How can I be sure that sqlite will do disk access this way and not jumping from one position on hard disk to another?
Things I know (I think these suggestions will show up):
- It could be better to use an other DBMS. But I want/need to solve it wiht this one.
- I know that the disk head will be positioned by the OS on other data while I am workign with thhe data. This doesn't matter. It is just that some hundret MB will be read consecutively.
- I don't want to / can split the database file up into smaller pieces
I found this post, but it is not addressing my problem correctly:
Which is the fastest way to retrieve all items in SQLite?
That's what clustered index are for. sqlite doesn't support them though.
The following is copied from: http://www.sqlite.org/cvstrac/wiki?p=PerformanceTuningWindows
Four: Clustered Indexes
SQLite doesn't support clustered indexes (simply, indexes that force
the data in the database to be physically laid down in the SAME order
as the index needs it to be in.)
This means that if your index is sequential INTEGER, the records are
physically laid out in the database in that INTEGERs order, 1 then 2
then 3.
You can't make a Clustered index, but you CAN sort your data in order
so that any historical data is ordered nicely. Of course, as the
database matures, you lose that, but it helps
Someone else posted this, and it is a nice example to use, so I will.
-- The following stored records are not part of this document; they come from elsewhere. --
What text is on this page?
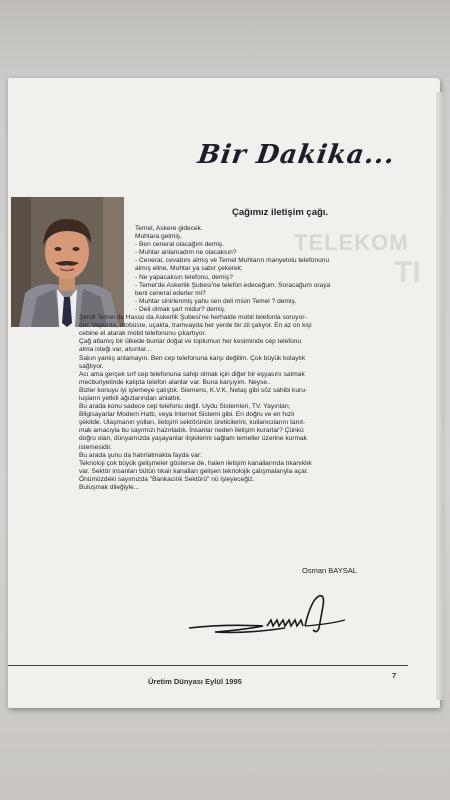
Bir Dakika...
TELEKOM
TI
Çağımız iletişim çağı.
Temel, Askere gidecek.
Muhtara gelmiş,
- Ben ceneral olacağım demiş.
- Muhtar anlamadım ne olacaksın?
- Ceneral, cevabını almış ve Temel Muhtarın manyetolu telefonunu
almış eline, Muhtar ya sabır çekerek;
- Ne yapacaksın telefonu, demiş?
- Temel'de Askerlik Şubesi'ne telefon edeceğum. Soracağum oraya
beni ceneral ederler mi?
- Muhtar sinirlenmiş yahu sen deli misin Temel ? demiş.
- Deli olmak şart midur? demiş.
Şimdi Temel de Hasso da Askerlik Şubesi'ne herhalde mobil telefonla soruyor-
dur. Vapurda, otobüste, uçakta, tramvayda her yerde bir zil çalıyor. En az on kişi
cebine el atarak mobil telefonunu çıkartıyor.
Çağ atlamış bir ülkede bunlar doğal ve toplumun her kesiminde cep telefonu
alma isteği var, alsınlar...
Sakın yanlış anlamayın. Ben cep telefonuna karşı değilim. Çok büyük kolaylık
sağlıyor.
Acı ama gerçek sırf cep telefonuna sahip olmak için diğer bir eşyasını satmak
mecburiyetinde kalıpta telefon alanlar var. Buna karşıyım. Neyse..
Bizler konuyu iyi işlemeye çalıştık. Siemens, K.V.K, Netaş gibi söz sahibi kuru-
luşların yetkili ağızlarından anlattık.
Bu arada konu sadece cep telefonu değil. Uydu Sistemleri, TV. Yayınları,
Bilgisayarlar Modern Hattı, veya Internet Sistemi gibi. En doğru ve en hızlı
şekilde. Ulaşmanın yolları, iletişim sektörünün üreticilerini, kullanıcılarını tanıt-
mak amacıyla bu sayımızı hazırladık. İnsanlar neden iletişim kurarlar? Çünkü
doğru olan, dünyamızda yaşayanlar ilişkilerini sağlam temeller üzerine kurmak
istemesidir.
Bu arada şunu da hatırlatmakta fayda var:
Teknoloji çok büyük gelişmeler gösterse de, halen iletişim kanallarında tıkanıklık
var. Sektör insanları bütün tıkalı kanalları gelişen teknolojik çalışmalarıyla açar.
Önümüzdeki sayımızda "Bankacılık Sektörü" nü işleyeceğiz.
Buluşmak dileğiyle...
Osman BAYSAL
Üretim Dünyası Eylül 1995
7
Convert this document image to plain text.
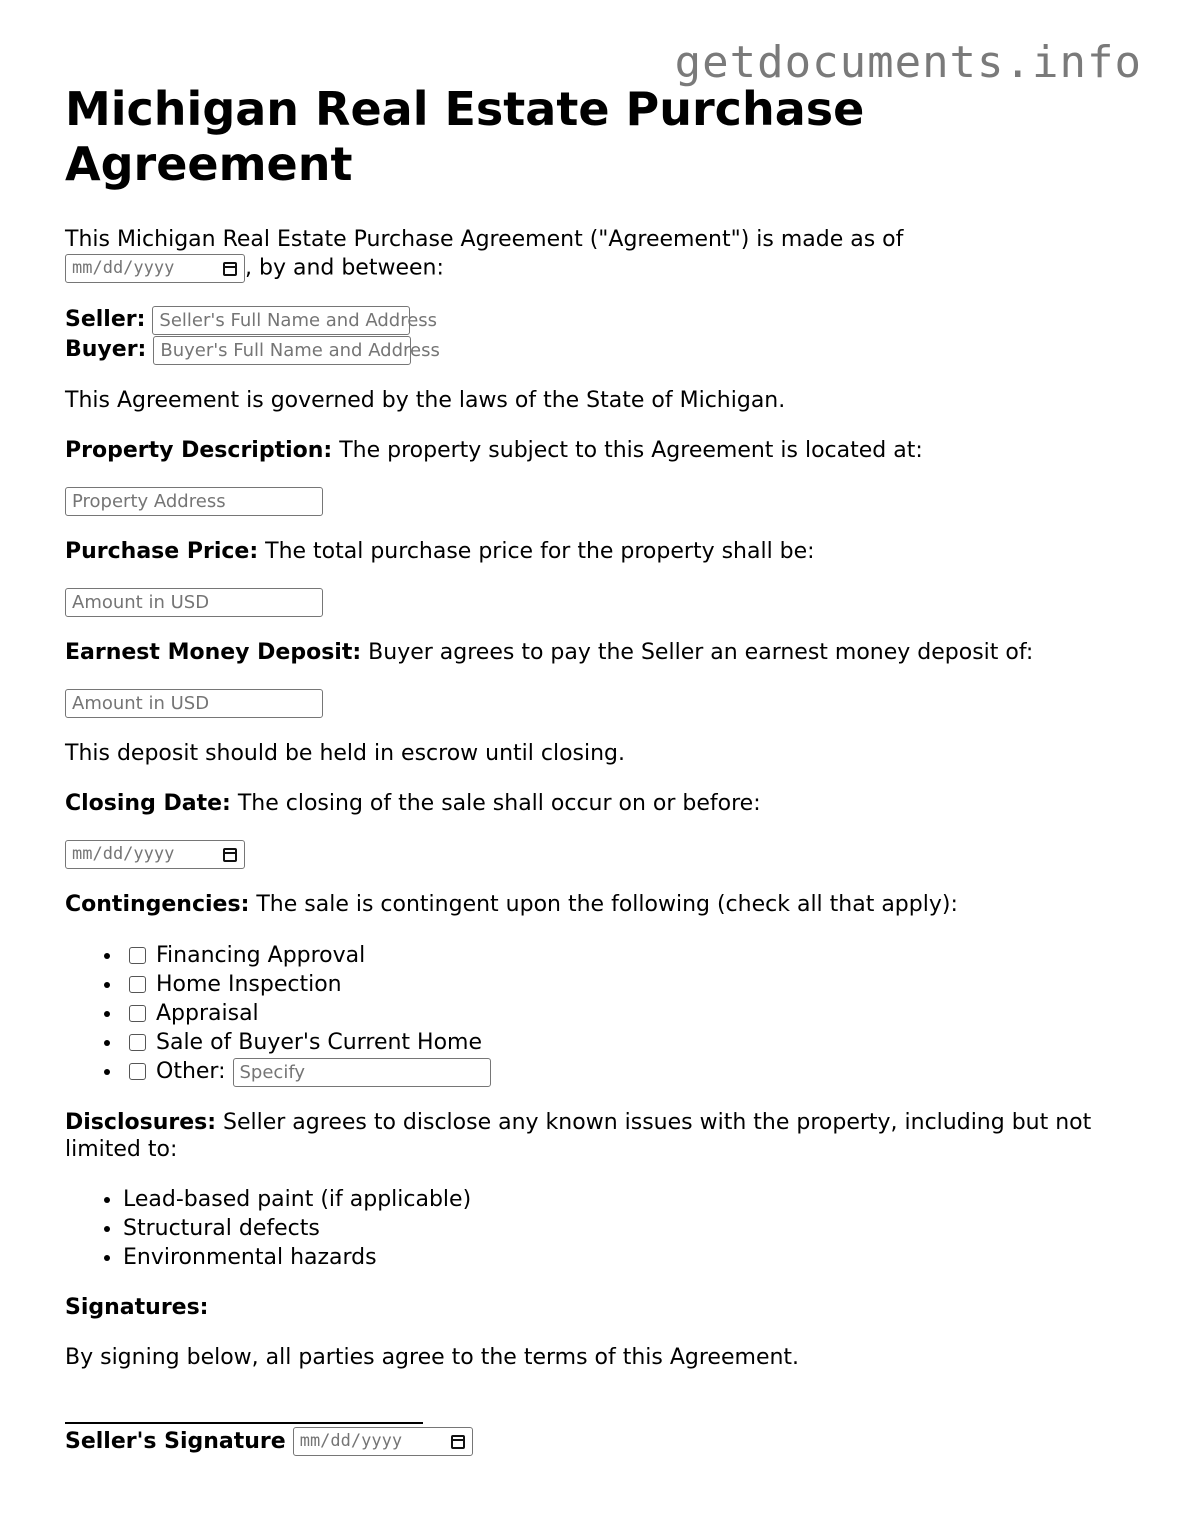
getdocuments.info
Michigan Real Estate Purchase Agreement

This Michigan Real Estate Purchase Agreement ("Agreement") is made as of
mm/dd/yyyy	, by and between:

Seller: Seller's Full Name and Address
Buyer: Buyer's Full Name and Address

This Agreement is governed by the laws of the State of Michigan.

Property Description: The property subject to this Agreement is located at:

Property Address

Purchase Price: The total purchase price for the property shall be:

Amount in USD

Earnest Money Deposit: Buyer agrees to pay the Seller an earnest money deposit of:

Amount in USD

This deposit should be held in escrow until closing.

Closing Date: The closing of the sale shall occur on or before:

mm/dd/yyyy

Contingencies: The sale is contingent upon the following (check all that apply):

• Financing Approval
• Home Inspection
• Appraisal
• Sale of Buyer's Current Home
• Other: Specify

Disclosures: Seller agrees to disclose any known issues with the property, including but not limited to:

• Lead-based paint (if applicable)
• Structural defects
• Environmental hazards

Signatures:

By signing below, all parties agree to the terms of this Agreement.

Seller's Signature mm/dd/yyyy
If you have a table WIBBLE whose field KEY you want to access a lot,
it would be nice if everything was in order. Using the command line
tool, you can create a fake cluster by doing the following:
create table wibble2 as select * from wibble;
delete from wibble;
insert into wibble select * from wibble2 order by key;
drop table wibble2;
Bottom line is you can re-order your records manually, but I imagine this would be practical for you only if you don't intend to write to the table to often.
In SQLite, table rows are stored sorted by the rowid, so the most efficient way to read the rows in this order is to sort by this column (or the alias you declared with INTEGER PRIMARY KEY):
SELECT * FROM wibble ORDER BY rowid
For a WITHOUT ROWID table, you sort by the primary key column(s):
SELECT * FROM wibble ORDER BY MyPrimary, KeyColumns
From @CL. answer in this post:
In SQLite, indexes created with CREATE INDEX are non-clustered
indexes.
Since version 3.8.2, SQLite supports WITHOUT ROWID tables, which are
clustered indexes.